On trouve toutes les marchandises de la terre rassemblées dans les immenses rues de la foire, mais elles s'y perdent: la denrée la plus rare, ce sont les acheteurs; je n'ai encore rien vu dans ce pays sans m'écrier: «Il y a trop peu de monde ici pour un si vaste espace.» C'est le contraire des vieilles sociétés où le terrain manque à la civilisation. Les boutiques françaises et anglaises sont les plus élégantes de la foire et les plus recherchées; on se croit à Paris, à Londres: mais ce Bond-Street du Levant, ce palais royal des steppes n'est pas ce qui fait la richesse véritable du marché de Nijni; pour avoir une juste idée de l'importance de cette foire, il faut se souvenir de son origine, et du lieu où elle se tint d'abord. Avant Makarief c'était Kazan; on venait à Kazan des deux extrémités de l'ancien monde: l'Europe occidentale et la Chine se donnaient rendez-vous dans l'ancienne capitale de la Tartarie russe pour échanger leur produit. C'est encore ce qui arrive à Nijni; mais on n'aurait qu'une idée bien incomplète de ce marché où deux continents envoient leurs produits, si l'on ne s'éloignait des boutiques tirées au cordeau et des élégants pavillons soi-disant chinois qui ornent le moderne bazar d'Alexandre; il faut avant tout parcourir quelques-uns des divers camps dont la foire élégante est flanquée. L'équerre et le cordeau ne poursuivent pas le négoce jusque dans les faubourgs de la foire: ces faubourgs sont comme la basse-cour ou la ferme d'un château; quelque pompeuse, quelque magnifique que soit l'habitation principale, le désordre de la nature règne dans les dépendances.

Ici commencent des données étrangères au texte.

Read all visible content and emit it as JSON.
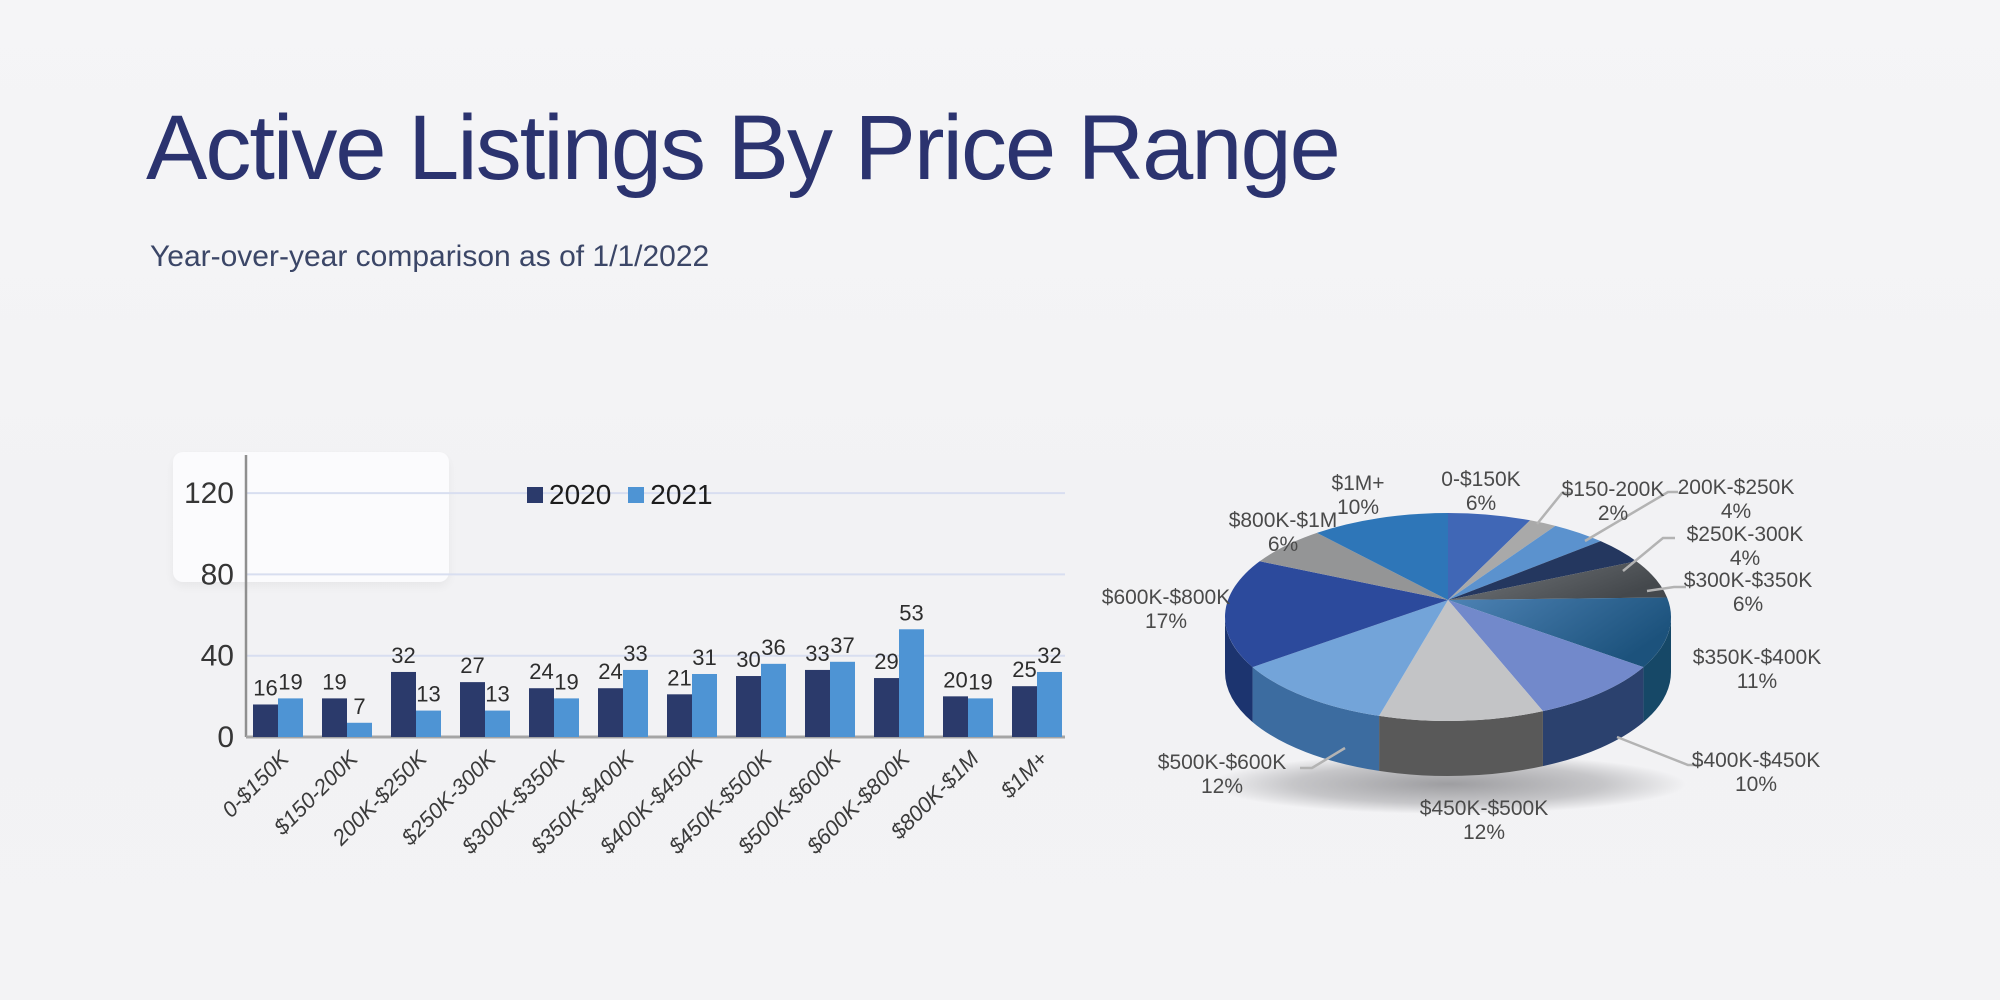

Ce n'est pas un petit travail que de parcourir même rapidement ces dépôts extérieurs, car ils sont eux-mêmes grands comme des villes. Là règne un mouvement continuel et vraiment imposant: véritable chaos mercantile où l'on aperçoit des choses qu'il faut avoir vues de ses yeux, et entendu chiffrer par des hommes graves et dignes de foi pour y croire.

Commençons par la ville du thé; c'est un camp asiatique qui s'étend sur les rives des deux fleuves à la pointe de terre où s'opère leur réunion. Le thé vient de la Chine en Russie par Kiatka, qui est au fond de l'Asie; dans ce premier dépôt, on l'échange contre des marchandises: il est transporté de là en ballots qui ressemblent à de petites caisses en forme de dés d'environ deux pieds en tous sens: ces ballots carrés sont des châssis couverts de peaux dans lesquelles les acheteurs enfoncent des espèces d'éprouvettes pour connaître, en retirant leur sonde, la qualité de la marchandise. De Kiatka, le thé chemine par terre jusqu'à Tomsk; il est chargé là dans des barques et voyage sur plusieurs rivières dont l'Irtitch et le Tobol sont les principales; il arrive ainsi à Tourmine, de là on le transporte de nouveau par terre jusqu'à Perm en Sibérie, où il est embarqué sur la Kama qui le fait descendre jusqu'au Volga, d'où il remonte en bateaux vers Nijni: la Russie reçoit chaque année 75 à 80 mille caisses de thé, dont la moitié reste en Sibérie pour être transportée à Moscou pendant l'hiver par le traînage et dont l'autre moitié arrive à cette foire.

C'est le principal négociant de thé de la Russie qui m'a écrit l'itinéraire que vous venez de lire. Je ne réponds pas de l'orthographe ni de la géographie de ce richard; mais un millionnaire a toujours beaucoup de chances pour avoir raison, car il achète la science des autres.